Native status values
Native status code | Meaning |
P | Present in checklist for region of observation but no explicit status assigned |
N | Native to region of observation |
Ne | Native and endemic to region of observation |
A | Absent from all checklists for region of observation |
I | Introduced, as declared in checklist for region of observation |
Ie | Endemic to other region and therefore introduced in region of observation |
UNK | Unknown; no checklists available for region of observation and taxon not edemic elsewhere |
- Copy the results file back to the source server and update the source database
- I recommend copying the contents of the following columns to your source database:
native_status
native_status_reason
native_status_sources
- I suggest adding prefix "nsr_" to make it very clear where these results come from and to avoid confusion with existing columns:
nsr_native_status
nsr_native_status_reason
nsr_native_status_sources
RECOMMENDATIONS:
- Run a small test file in interactive mode
- This will give you a better idea of how the application works, and will help you to troubleshoot potential issues, such as problems with file format or line endings
- Set interactive mode and echo to on, as follows:
php nsr_batch.php -e=true -i=true -f=$INPUTFILENAME -l=$LINE_ENDINGS -t=$FILE_TYPE -r=false
- Tip: if your results file is empty, you probably (a) used the wrong type of line ending, or (b) declared the wrong file type, or (c) used -t=csv, but used a non-standard CSV format .

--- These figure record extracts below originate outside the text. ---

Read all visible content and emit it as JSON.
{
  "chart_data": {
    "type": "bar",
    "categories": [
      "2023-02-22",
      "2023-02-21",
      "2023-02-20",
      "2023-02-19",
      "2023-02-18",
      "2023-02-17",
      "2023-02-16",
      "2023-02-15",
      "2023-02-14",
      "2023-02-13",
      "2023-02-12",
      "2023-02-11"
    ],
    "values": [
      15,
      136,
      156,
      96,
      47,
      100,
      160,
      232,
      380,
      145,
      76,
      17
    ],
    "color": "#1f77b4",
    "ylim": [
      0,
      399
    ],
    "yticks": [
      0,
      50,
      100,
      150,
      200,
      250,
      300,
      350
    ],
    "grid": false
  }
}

- How to ensure a faithful join back to the original records
- NULLs in the original database present challenges for joining results back to the relevant records. This is because you cannot join on a NULL. To circumvent this problem, I recommend the following.

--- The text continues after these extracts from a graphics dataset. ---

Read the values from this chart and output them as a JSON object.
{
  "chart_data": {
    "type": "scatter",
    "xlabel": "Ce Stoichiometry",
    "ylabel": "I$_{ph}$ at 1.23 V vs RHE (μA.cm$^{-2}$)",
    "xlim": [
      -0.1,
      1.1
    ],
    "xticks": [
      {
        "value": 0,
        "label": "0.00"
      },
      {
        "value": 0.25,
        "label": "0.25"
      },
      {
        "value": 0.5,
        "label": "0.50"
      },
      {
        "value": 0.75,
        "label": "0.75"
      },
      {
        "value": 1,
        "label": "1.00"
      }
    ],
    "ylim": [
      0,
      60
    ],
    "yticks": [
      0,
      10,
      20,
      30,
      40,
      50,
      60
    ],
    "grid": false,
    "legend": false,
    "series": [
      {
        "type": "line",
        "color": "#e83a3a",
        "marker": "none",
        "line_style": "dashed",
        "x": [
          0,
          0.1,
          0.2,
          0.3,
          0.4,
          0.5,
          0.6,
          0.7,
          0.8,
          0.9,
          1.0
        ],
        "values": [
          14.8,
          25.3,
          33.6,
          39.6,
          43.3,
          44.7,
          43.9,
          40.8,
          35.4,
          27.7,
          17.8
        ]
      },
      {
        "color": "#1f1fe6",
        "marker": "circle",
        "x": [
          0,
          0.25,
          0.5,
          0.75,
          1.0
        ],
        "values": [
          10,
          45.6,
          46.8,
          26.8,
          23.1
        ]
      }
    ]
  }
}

- Prior to completing step 1 above ("Prepare the input table"), extract from the source database a table consisting only of family, genus, species, country, state_province, AND the original primary key (PK) of the observation. This new "linking table" is not a select distinct; it should have exactly as many records as the original observation table.
- The query to construct this table should include a WHERE clause that filters out unwanted records (i.e., no species, no country, etc.)
- Set all NULL values to empty string in the linking table.
- Extract the "input table" (describe in step 1) from the linking table, using a SELECT DISTINCT and omitting the PK of the linking table.
- After importing the NSR results back to the database, join it back to the original observation table via the linking table as follows:
- Join the results table to the linking table on country, state_province and species
- Join the linking table to the observation table on the PK
- If you have a better way of doing this, go for it. This is how I do it.